American mytho-history, even when turned upside down, was deeply embedded in their lives. How could they have known that they would be its undertakers, that their six-shooters would become eBayable relics?
You can bet on one thing today: in those streets, fields, parks, or rooms, children in significant numbers are not playing GI versus Sunni insurgent, or Special Op soldier versus Taliban fighter; and if those kids are wielding toy guns, they’re not replicas from the current arsenal, but flashingly neon weaponry from some fantasy future.
As it happens, GI Joe–then dubbed a “real American hero”–proved to be my introduction to this new world of child’s war play. I had, of course, grown up years too early for the original GI Joe (b. 1964), but one spring in the mid-1980s, during his second heyday, I paid a journalistic visit to the Toy Fair, a yearly industry bash for toy-store buyers held in New York City.

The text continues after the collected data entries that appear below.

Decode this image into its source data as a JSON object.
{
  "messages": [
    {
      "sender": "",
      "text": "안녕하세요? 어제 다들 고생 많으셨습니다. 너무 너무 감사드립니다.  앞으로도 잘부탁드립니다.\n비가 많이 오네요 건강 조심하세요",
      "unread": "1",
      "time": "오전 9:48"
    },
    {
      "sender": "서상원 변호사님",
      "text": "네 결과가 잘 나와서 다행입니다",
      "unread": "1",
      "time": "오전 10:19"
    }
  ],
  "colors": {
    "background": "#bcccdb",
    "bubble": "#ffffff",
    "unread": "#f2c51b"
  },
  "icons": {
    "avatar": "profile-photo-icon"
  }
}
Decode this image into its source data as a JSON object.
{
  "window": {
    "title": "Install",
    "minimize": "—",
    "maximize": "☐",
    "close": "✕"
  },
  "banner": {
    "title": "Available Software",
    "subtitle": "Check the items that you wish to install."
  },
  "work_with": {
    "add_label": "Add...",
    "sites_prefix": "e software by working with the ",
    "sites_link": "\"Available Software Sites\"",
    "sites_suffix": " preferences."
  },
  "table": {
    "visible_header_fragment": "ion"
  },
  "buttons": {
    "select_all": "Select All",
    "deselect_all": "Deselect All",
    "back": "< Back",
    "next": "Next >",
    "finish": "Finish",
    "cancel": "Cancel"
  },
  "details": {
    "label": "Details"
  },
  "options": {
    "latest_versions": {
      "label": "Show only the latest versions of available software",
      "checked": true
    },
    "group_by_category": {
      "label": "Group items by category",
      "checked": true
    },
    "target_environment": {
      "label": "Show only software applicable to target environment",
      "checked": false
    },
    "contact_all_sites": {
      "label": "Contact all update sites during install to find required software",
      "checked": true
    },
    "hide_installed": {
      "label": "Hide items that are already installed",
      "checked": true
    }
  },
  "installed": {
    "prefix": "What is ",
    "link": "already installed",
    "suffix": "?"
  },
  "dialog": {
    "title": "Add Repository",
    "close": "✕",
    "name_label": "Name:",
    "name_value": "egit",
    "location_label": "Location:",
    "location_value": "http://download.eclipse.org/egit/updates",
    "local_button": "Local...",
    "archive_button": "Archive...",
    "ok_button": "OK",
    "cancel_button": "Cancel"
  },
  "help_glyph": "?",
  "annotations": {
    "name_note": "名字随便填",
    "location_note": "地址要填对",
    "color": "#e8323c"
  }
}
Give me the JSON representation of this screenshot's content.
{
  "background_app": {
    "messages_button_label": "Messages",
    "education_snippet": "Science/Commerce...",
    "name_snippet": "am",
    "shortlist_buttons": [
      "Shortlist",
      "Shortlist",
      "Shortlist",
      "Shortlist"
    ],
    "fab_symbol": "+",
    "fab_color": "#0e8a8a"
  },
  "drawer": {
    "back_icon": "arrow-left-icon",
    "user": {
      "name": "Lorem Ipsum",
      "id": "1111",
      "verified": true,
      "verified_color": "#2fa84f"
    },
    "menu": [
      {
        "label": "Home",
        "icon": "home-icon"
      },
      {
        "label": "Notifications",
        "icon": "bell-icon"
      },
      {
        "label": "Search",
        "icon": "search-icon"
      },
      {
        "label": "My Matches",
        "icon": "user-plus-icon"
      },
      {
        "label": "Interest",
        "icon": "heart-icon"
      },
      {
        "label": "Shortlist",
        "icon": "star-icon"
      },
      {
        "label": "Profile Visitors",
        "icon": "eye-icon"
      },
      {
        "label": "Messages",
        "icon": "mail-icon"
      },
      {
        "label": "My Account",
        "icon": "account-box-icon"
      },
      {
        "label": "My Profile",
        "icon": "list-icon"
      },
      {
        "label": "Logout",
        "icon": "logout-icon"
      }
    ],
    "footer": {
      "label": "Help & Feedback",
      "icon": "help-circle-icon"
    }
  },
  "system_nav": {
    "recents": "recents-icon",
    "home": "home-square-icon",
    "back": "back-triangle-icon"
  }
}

Hasbro, which produced the popular GI Joe action figures, was one of the Big Two in the toy business. Mattel, the maker of Joe’s original inspiration and big sister, Barbie, was the other. Hasbro had its own building and, on arriving, I soon found myself being led by a company minder through a labyrinthine exhibit hall in the deeply gender-segregated world of toys. Featured were blond models dressed in white holding baby dolls and fashion dolls of every imaginable sort, set against an environment done up in nothing but pink and robin’s egg blue.